Ojalá estén bien. Aunque el daño ya está hecho.

***

En la serie de Chernobyl se muestra cómo ante una emergencia, las personas de la ciudad deben abandonarla una vez que se ha vuelto inhabitable. Esto pasa hasta que ocurre el accidente. “Yo creo que eso es lo que están esperando, que ocurra algo peor”, suspira Celia. Si fuera por su voluntad, se hubiera ido apenas la despertó ese primer olor, pero todavía le quedan dieciocho años para pagar su casa. “¿A dónde va uno si no hay dinero? Las cosas no son así de fáciles. Si los vecinos tienen la oportunidad de largarse, que se vayan: esto es una bomba de tiempo”.

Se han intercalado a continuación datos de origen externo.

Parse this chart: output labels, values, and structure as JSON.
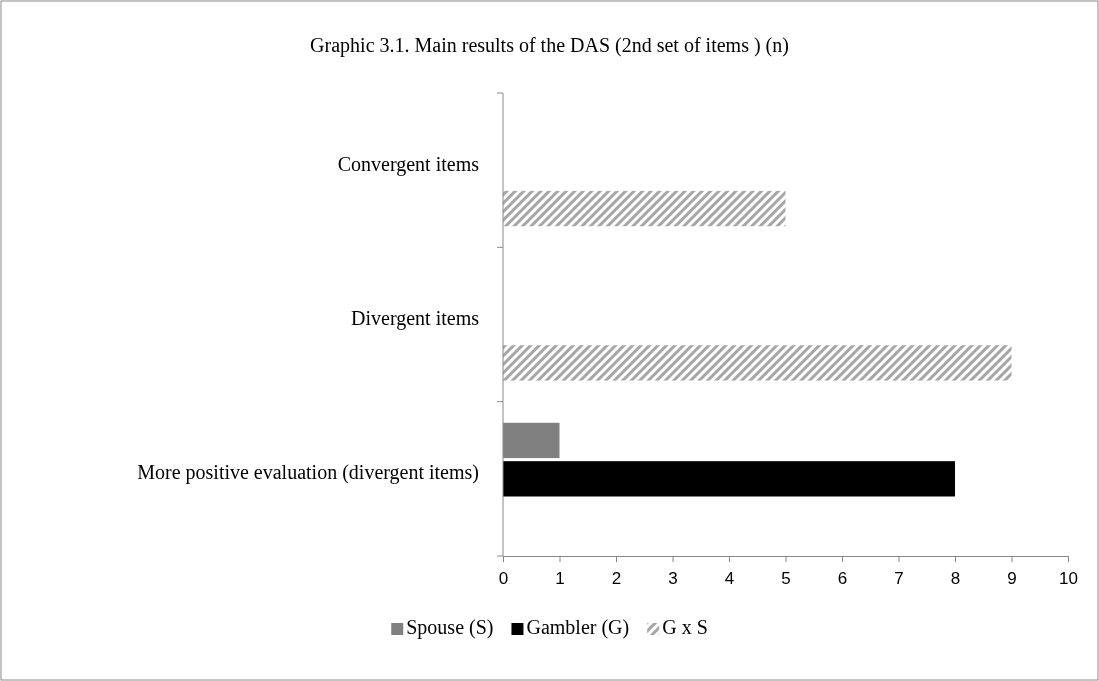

Recientemente El Comité Ciudadano de Defensa Ambiental de El Salto Jalisco, recabó firmas de los habitantes del fraccionamiento La Perla para solicitar que los reubiquen. “¿Quién nos va a reubicar? A nadie le importamos”, dice Celia, y se despide desde su verde y pequeña cochera. Al final, con una gran sonrisa, me pide que observe a un costado suyo: ya está creciendo el árbol de mango que plantó. Sigue siendo un arbolito, pero desde que lo movió del terreno que da al Río Santiago, está creciendo.